Wayin (Bird) and Mokuy (spirit) Carvings

We have a large selection of work from Yirrkala. Please contact us to see what we have available.

Description

These carvings are from the Buku-Larrngay Mulka (Yirrkala) community in Arnhem Land.

The Buku-Larrnggay Mulka Art Centre and Museum is in Yirrkala, a small Aboriginal community on the north-eastern tip of the Top End of the Northern Territory, approximately 700kms East of Darwin (Map). We service approximately twenty five homeland centres in the radius of 250km. This part of Australia is very special. The coastline and hinterland are largely unspoilt and still managed by the traditional owners, the Yolngu (Aboriginal people of the region between Numbulwar and Maningrida). They have fought all attempts by Balanda  (non-Aboriginal people) to dispossess them.

The sacred art of this region details the spiritual forces behind the creation and continuing identity of the fresh and saltwater country of the Miwatj region of north-eastern Arnhem land.

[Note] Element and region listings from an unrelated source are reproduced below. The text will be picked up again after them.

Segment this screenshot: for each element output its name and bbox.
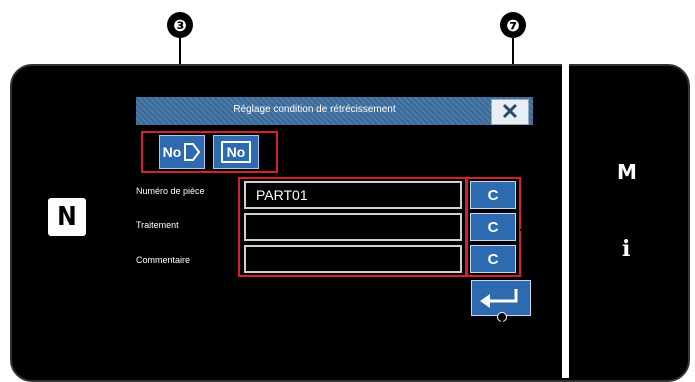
no-select-button[interactable]: No	[159, 135, 205, 169]
callout-3: ❸	[167, 12, 193, 38]
no-change-button[interactable]: No	[213, 135, 259, 169]
dialog-title: Réglage condition de rétrécissement	[233, 104, 396, 115]
m-button[interactable]: M	[617, 160, 637, 184]
callout-7: ❼	[500, 12, 526, 38]
comment-field[interactable]	[244, 245, 462, 273]
enter-button[interactable]	[471, 280, 531, 316]
treatment-field[interactable]	[244, 213, 462, 241]
clear-part-number-button[interactable]: C	[470, 181, 516, 209]
part-number-label: Numéro de pièce	[136, 186, 205, 196]
clear-callout-connector	[520, 229, 552, 231]
comment-label: Commentaire	[136, 255, 191, 265]
clear-callout-line	[551, 230, 553, 378]
panel-divider	[562, 64, 569, 378]
close-highlight	[500, 94, 524, 110]
enter-callout-line	[501, 320, 503, 378]
fields-callout-line	[362, 277, 364, 378]
enter-icon	[480, 289, 518, 308]
nfc-icon: N	[48, 198, 86, 236]
info-button[interactable]: i	[622, 236, 630, 262]
arrow-right-icon	[184, 143, 201, 161]
clear-comment-button[interactable]: C	[470, 245, 516, 273]
clear-treatment-button[interactable]: C	[470, 213, 516, 241]
treatment-label: Traitement	[136, 220, 179, 230]
dialog-titlebar: Réglage condition de rétrécissement	[136, 97, 533, 125]
part-number-field[interactable]: PART01	[244, 181, 462, 209]
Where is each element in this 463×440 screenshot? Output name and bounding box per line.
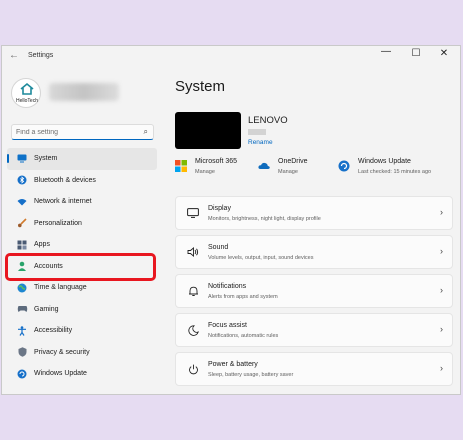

Miwatj means ‘morning side’ and refers to the fact that this is the most Easterly part of the Top End.

The ecosystems of both the land and sea are pristine and provide abundant food including yams, fruits, fish, kangaroo, wallaby, turtles and their eggs, dugong, emu, crayfish, oysters, mussels, tortoise, stingray, honey and more. The availability of these foods change as the Yolngu seasons subtly shift but the Balanda divide the year into two; the Dry (May-Dec) and the Wet (Jan-April).

BUKU-LARRNGGAY means the feeling on your face as it is struck by the first rays of the sun-this denotes that we are in the extreme East of the Top End – Miwatj, or the Sunrise country. MULKA is a sacred but public ceremony. It also means to hold or protect. Thus we are the Northeast Arnhem land cultural centre and keeping place.

The Centre was established formally in 1975 but art has been created here since time immemorial and shared with non-Yolngu since their arrival. In the 1960s Narritjin Maymuru set up his own gallery in a shelter by the beach from which he sold art which now graces many major museums and private collections.

The artists of this Centre have established a world wide reputation for excellence and have won seven prizes in the last six Telstra National Aboriginal and Torres Strait Islander Art Awards (Australia’s premiere indigenous art prize held at the Northern Territory Museum and Art Gallery in Darwin each year).